Monday, 10 March 2014

Ball Throwers & dogs with no ‘off switch'

As the Northern Beaches standout choice for dog minding and pet sitting – and of course being the Perfect Pet Sitter:-) I meet many, many different dogs -  all breeds, shapes and sizes. Yet as every dog owner knows, each has their own unique personality.

At one end of the spectrum there are those that love everyone they meet - to others that bond with just one person.

In the same way as personalities vary – so do energy levels. From calm and almost stately, to highly outgoing and very excitable.

It is within the latter you find dogs with no ‘Off Switch’. Puppies often fall into this type at first and can grow out of it, but some never do, even when fully mature.

Injuries and cuts are far more common with high energy dogs. Whilst rushing around they don’t see obstacles or sharp shells. They leap and twist in the air and often they are so engrossed in what they are doing that cuts or strains are not seen until you get home.

But more serious still are the types that get very obsessive about certain behaviours, for example running after balls launched by ball throwers. 

SAFE TO THROW  Amber (far right) Izzy (far left, was with her owner) Jack (front) & Maggie. Their owner throws ball 
Lots of dogs love chasing balls. Example, Jack, a cattle dog I’ve cared for many times. Jack is 8 years old  and he loves running after a ball and brings it back every time and drops it so you will throw it again. However, Jack is smart, and as he gets tired he takes longer and longer before he drops the ball. In effect he has learned how to self regulate to stop him overheating.

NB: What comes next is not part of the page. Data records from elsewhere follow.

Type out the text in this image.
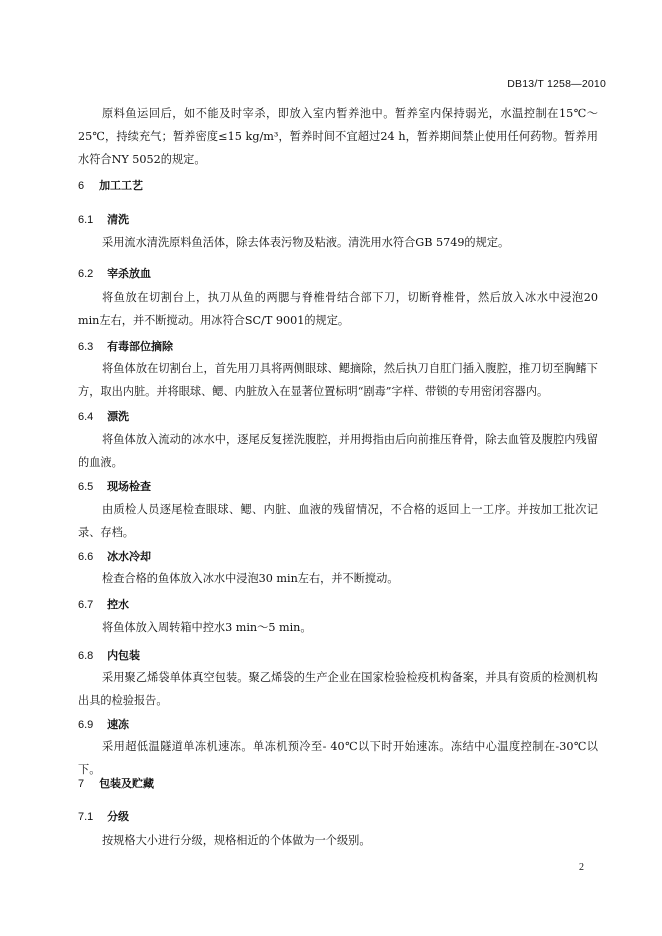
DB13/T 1258—2010
原料鱼运回后，如不能及时宰杀，即放入室内暂养池中。暂养室内保持弱光，水温控制在15℃～25℃，持续充气；暂养密度≤15 kg/m³，暂养时间不宜超过24 h，暂养期间禁止使用任何药物。暂养用水符合NY 5052的规定。
6 加工工艺
6.1 清洗
采用流水清洗原料鱼活体，除去体表污物及粘液。清洗用水符合GB 5749的规定。
6.2 宰杀放血
将鱼放在切割台上，执刀从鱼的两腮与脊椎骨结合部下刀，切断脊椎骨，然后放入冰水中浸泡20 min左右，并不断搅动。用冰符合SC/T 9001的规定。
6.3 有毒部位摘除
将鱼体放在切割台上，首先用刀具将两侧眼球、鳃摘除，然后执刀自肛门插入腹腔，推刀切至胸鳍下方，取出内脏。并将眼球、鳃、内脏放入在显著位置标明“剧毒”字样、带锁的专用密闭容器内。
6.4 漂洗
将鱼体放入流动的冰水中，逐尾反复搓洗腹腔，并用拇指由后向前推压脊骨，除去血管及腹腔内残留的血液。
6.5 现场检查
由质检人员逐尾检查眼球、鳃、内脏、血液的残留情况，不合格的返回上一工序。并按加工批次记录、存档。
6.6 冰水冷却
检查合格的鱼体放入冰水中浸泡30 min左右，并不断搅动。
6.7 控水
将鱼体放入周转箱中控水3 min～5 min。
6.8 内包装
采用聚乙烯袋单体真空包装。聚乙烯袋的生产企业在国家检验检疫机构备案，并具有资质的检测机构出具的检验报告。
6.9 速冻
采用超低温隧道单冻机速冻。单冻机预冷至- 40℃以下时开始速冻。冻结中心温度控制在-30℃以下。
7 包装及贮藏
7.1 分级
按规格大小进行分级，规格相近的个体做为一个级别。
2
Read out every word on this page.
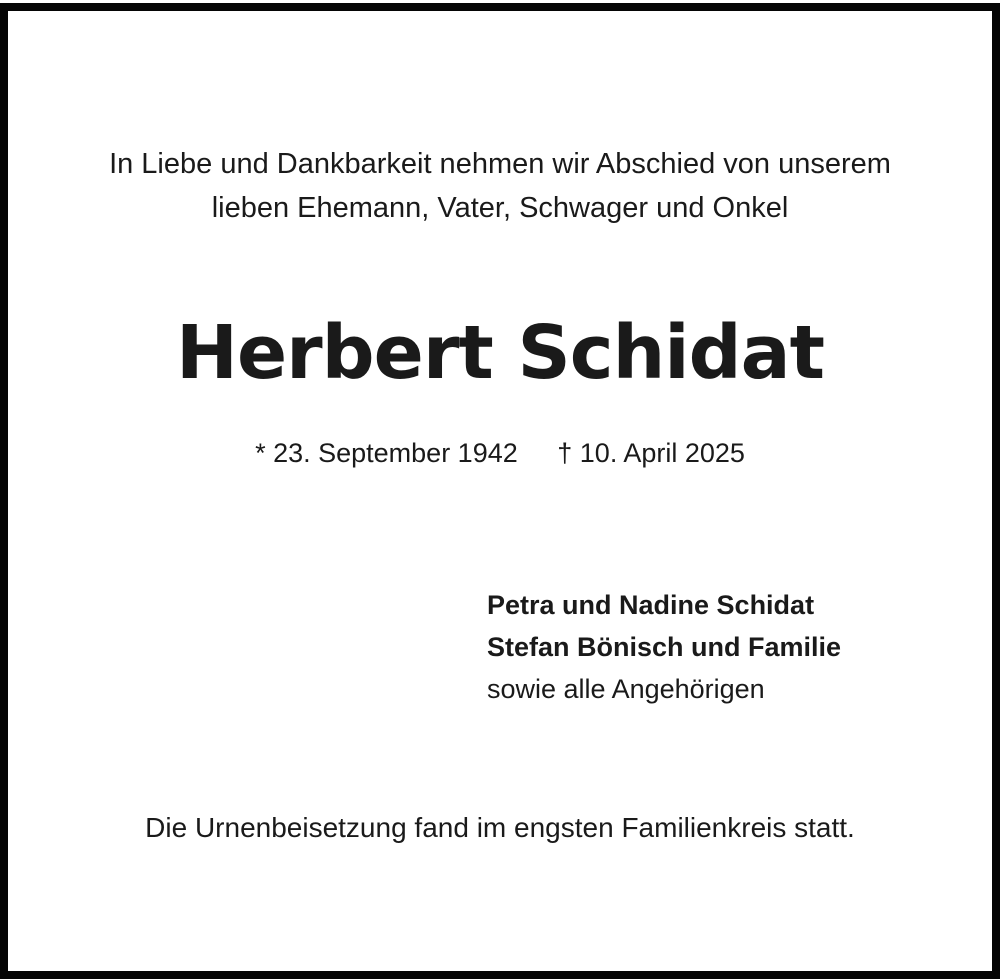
In Liebe und Dankbarkeit nehmen wir Abschied von unserem
lieben Ehemann, Vater, Schwager und Onkel
Herbert Schidat
* 23. September 1942 † 10. April 2025
Petra und Nadine Schidat
Stefan Bönisch und Familie
sowie alle Angehörigen
Die Urnenbeisetzung fand im engsten Familienkreis statt.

Left - Right Jack, Maggie, Izzy & Amber
Dogs love Curl Curl Lagoon (NSW)
More mature dogs like Jack have learned to control their behaviour, but some never develop an ‘Off Switch’ – effectively they become ‘Conditioned’.  They can go on to OCD around balls (Google: ‘operant conditioning’).

In hot weather in particular, I really worry when I see a dog constantly running after a ball being launched again and again. Any dog ( but especially those with thick coats and/or where there is no water to swim and cool off) are in serious danger of exhaustion or heat stroke because they literally will keep chasing that ball until they drop.

When I take the dogs in my care on our Adventure Walks I prefer they interact with other canines rather than simply run after a ball. So I take them to venues with smells, variations of landscape and other dogs to play with. 

Occasionally I will take the thrower with us, but rather in the way you wouldn’t give children chocolate all the time, I keep these times limited. And, I always keep in mind that I am the one who has to control the ‘Off Switch’ and limit the where, when and how often I throw that ball.

Which dogs should be insured? Ideally insure your dog – full stop. However, in the words of my vet in the UK when I didn’t have insurance cover for my big German Shorthaired Pointer:  “Always insure large, active and energetic breeds with short coats. Their energy means they plough into all sorts of places and their thin coats mean they get cuts far more easily than dogs with more dense coats”
(The only problem with that advice – I wish he’d told me earlier!!!)


  1. On this walk I met up with the owner of Izzy who I cared for last year and will be again this June (have blogged about cute 'Little Iz' previously). I had Amber with me, a lovely outgoing cross breed who is an example of a dog that loves the whole world and who I'm dog sitting again next week. At Curl Curl we bumped into Jack & Maggie with their owner, which is how we were all together. (Blogged about these two before and I'm caring from them
    again at Easter).

  2. My lovely dog Amber certainly does love the world Maralyn, and she definitely loves you too!! Thank you for mentioning her in your blog. I feel assured that she is in great hands whenever she is with you. Liza

  3. Thanks for those kind words Liza. Yes, your Amber is the embodiment of a dog that loves everyone as you say!